6. If you could only give one piece of advice to a young leader, what would you say to them?
Learn how to learn, and never stop learning. But also learn how to implement that knowledge as fast as possible in practice. And the last two: know your target group better than they know themselves, and learn to trust people and delegate.
7. What is one meaningful story that comes to mind from your time as a leader, so far?

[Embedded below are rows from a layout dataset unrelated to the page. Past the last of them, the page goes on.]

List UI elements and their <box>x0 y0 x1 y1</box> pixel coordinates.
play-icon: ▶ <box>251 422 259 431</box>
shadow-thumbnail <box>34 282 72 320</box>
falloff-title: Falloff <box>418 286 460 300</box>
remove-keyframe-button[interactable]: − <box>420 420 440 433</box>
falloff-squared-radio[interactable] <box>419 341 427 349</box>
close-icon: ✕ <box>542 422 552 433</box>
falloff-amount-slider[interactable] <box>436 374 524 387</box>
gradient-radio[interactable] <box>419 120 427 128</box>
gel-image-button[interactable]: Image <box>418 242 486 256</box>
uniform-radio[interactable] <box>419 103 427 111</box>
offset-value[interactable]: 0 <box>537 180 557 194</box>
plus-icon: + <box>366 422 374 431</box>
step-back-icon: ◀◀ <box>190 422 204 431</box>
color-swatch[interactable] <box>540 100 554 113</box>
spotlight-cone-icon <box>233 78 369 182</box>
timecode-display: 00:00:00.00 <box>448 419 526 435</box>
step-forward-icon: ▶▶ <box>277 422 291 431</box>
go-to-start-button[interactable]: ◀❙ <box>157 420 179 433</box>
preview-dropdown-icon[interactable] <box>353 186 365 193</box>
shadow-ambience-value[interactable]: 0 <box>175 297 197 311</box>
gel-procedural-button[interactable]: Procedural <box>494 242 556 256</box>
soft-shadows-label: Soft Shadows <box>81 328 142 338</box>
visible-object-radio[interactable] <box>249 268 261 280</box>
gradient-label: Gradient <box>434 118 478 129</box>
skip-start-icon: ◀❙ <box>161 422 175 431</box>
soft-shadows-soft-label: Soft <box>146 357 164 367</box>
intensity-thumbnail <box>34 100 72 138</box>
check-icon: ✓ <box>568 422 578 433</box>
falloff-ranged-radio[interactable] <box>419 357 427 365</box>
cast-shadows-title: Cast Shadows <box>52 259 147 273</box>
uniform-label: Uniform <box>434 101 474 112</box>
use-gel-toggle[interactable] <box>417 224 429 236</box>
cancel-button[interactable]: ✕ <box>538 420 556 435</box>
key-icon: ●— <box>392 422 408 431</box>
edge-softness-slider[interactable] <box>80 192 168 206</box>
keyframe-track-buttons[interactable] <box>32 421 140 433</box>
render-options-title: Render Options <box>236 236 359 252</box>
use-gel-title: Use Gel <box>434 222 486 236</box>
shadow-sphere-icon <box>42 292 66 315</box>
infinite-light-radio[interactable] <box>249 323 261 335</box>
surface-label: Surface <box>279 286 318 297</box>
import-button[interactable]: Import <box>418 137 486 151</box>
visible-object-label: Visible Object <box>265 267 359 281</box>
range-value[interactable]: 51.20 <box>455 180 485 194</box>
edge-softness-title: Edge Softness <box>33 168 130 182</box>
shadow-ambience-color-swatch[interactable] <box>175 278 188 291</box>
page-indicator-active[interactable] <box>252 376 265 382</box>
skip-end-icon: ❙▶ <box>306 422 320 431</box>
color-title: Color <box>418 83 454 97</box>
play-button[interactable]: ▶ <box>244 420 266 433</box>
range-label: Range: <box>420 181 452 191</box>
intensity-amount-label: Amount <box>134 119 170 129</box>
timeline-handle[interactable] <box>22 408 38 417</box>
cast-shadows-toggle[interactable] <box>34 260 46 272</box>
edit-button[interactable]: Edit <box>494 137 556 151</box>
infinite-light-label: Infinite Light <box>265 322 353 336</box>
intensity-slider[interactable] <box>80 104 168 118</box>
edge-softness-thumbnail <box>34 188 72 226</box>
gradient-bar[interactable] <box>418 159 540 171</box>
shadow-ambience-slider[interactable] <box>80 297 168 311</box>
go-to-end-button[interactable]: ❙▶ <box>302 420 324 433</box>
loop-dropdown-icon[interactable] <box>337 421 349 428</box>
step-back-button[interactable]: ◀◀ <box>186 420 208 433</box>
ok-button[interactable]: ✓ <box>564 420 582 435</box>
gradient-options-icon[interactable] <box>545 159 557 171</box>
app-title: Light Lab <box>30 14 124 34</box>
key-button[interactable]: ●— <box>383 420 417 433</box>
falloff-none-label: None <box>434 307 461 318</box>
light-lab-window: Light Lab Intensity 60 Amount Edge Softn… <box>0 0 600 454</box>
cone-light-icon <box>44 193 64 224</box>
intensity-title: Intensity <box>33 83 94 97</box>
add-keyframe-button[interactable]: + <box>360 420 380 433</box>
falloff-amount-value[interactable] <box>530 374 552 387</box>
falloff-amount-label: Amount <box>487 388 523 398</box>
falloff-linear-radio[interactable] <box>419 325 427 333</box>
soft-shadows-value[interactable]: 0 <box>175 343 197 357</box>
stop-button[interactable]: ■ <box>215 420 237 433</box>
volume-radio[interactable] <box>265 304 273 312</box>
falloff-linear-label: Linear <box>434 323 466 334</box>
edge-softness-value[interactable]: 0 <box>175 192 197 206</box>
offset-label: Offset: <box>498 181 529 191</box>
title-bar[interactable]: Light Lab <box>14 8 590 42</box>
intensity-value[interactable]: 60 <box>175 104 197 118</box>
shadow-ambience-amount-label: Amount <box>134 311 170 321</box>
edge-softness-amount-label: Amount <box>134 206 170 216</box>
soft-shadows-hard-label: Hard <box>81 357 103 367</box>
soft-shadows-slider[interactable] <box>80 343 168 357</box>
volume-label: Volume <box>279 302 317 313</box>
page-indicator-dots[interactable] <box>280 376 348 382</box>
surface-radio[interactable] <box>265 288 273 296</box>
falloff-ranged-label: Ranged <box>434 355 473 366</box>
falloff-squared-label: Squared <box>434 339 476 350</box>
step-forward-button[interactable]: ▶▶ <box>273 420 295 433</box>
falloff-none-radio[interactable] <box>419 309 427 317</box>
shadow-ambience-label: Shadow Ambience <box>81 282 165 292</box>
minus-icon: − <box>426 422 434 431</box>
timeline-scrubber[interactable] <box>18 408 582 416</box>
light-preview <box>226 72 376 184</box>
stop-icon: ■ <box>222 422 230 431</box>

I made a video yesterday. We were organizing a huge conference with a revolutionary concept focused on networking that would change things here. 300 people, 20+ high-level speakers, a premium location, and a community of 600 people. But things happened in our private life that provides us from being 100% involved in it. Not enough cards were sold. Sponsors were acting in a weird way. It is Q4. We took only 3 months to promote it. And so on.. So we made a decision to stop and cancel or postpone everything. But there was one thing, we needed to communicate that publically. And after I emailed speakers, partners, and all those involved, I recorded a video to say what happened, that everyone who bought tickets will be reimbured, and that it is life and it is business. Sometimes we fail, and it is extremely important to be open and speak about it. We were always honest, and we honored that. People appreciated it, we got a lot of support and praise, and now we move to the next level.